5. 5 Check the secondary rows: Use the equivalent circular orbit speed to size a low orbit and the specific kinetic energy to estimate the rocket's kinetic load at burnout.

Pick Earth at zero altitude: the calculator returns 11,186.17 m/s, which matches NASA's published 11.186 km/s to four significant figures. Change the body to the Moon and the same screen shows 2,375.06 m/s, again matching NASA's 2.38 km/s.

If the body you are escaping is compact enough that Newton's formula becomes inaccurate, the gravitational time dilation calculator shows when the relativistic correction matters and how to apply it.

A single numeric answer is more useful than a memorized table. These are the practical decisions the calculator supports.

• • Compare planetary numbers instantly: Switch between Earth, Moon, Mars, Jupiter, and Sun to see how launch difficulty scales with mass and radius.
• • Set a delta-v floor: Use the result as the lower bound on rocket delta-v from rest to infinity, before gravity and drag losses.
• • Reason about small bodies: Plug in an asteroid mass and radius and find out that the required speed can fall below 1 m/s for the smallest objects.
• • Sanity-check orbital speeds: Use the equivalent circular orbit speed as a cross-check against your mission's low-orbit target velocity.
• • Teach energy conservation: Show students why the projectile's own mass cancels out of the formula while the central body's mass does not.
• • Plan altitude trade-offs: Raise the launch altitude and watch the result fall with the inverse square root of distance in real time.

The escape speed is a textbook idealization. Atmospheric drag, the gravitational pull of other bodies, and the rotation of the launch site can each change the actual energy budget by hundreds of m/s, so treat the calculator's number as a theoretical floor, not a flight-ready prediction.

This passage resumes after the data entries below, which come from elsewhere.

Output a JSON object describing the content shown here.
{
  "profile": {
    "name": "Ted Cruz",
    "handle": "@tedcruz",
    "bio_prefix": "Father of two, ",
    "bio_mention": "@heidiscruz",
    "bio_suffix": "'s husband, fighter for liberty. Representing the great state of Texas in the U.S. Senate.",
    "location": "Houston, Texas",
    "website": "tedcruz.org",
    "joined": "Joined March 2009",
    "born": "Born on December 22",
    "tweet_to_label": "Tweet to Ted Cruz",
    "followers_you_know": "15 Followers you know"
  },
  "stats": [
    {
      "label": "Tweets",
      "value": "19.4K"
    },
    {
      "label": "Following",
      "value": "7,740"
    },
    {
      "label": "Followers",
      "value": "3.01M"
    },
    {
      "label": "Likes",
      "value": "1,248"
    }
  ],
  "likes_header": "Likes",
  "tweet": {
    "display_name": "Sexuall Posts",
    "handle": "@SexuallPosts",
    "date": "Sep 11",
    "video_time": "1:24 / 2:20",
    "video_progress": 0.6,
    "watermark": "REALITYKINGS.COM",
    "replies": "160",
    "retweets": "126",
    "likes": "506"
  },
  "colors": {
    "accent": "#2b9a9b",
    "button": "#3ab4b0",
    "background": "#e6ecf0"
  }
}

Once you have the speed, the work, energy, and power calculator turns the kinetic energy per kilogram into the actual work your propulsion system has to deliver during the burn.

The calculator prints the Newtonian ideal value. Real-world factors below can change the actual number a launch vehicle has to overcome.

• • The Newtonian formula assumes a spherically symmetric gravitational field and no air. Inside Earth's atmosphere, the actual delta-v budget is 1.5 to 2.0 km/s larger than the escape velocity predicted here.
• • For very compact bodies such as neutron stars and black holes, the Newtonian escape velocity exceeds c, which signals the breakdown of Newtonian gravity rather than a real physical speed.

According to Britannica - Escape velocity, escape velocity is the second cosmic velocity and assumes a spherically symmetric gravitational field with no atmospheric drag

When the escape speed reaches the speed of light, Newtonian gravity stops working, and the black hole calculator describes the Schwarzschild radius where that happens for a chosen mass.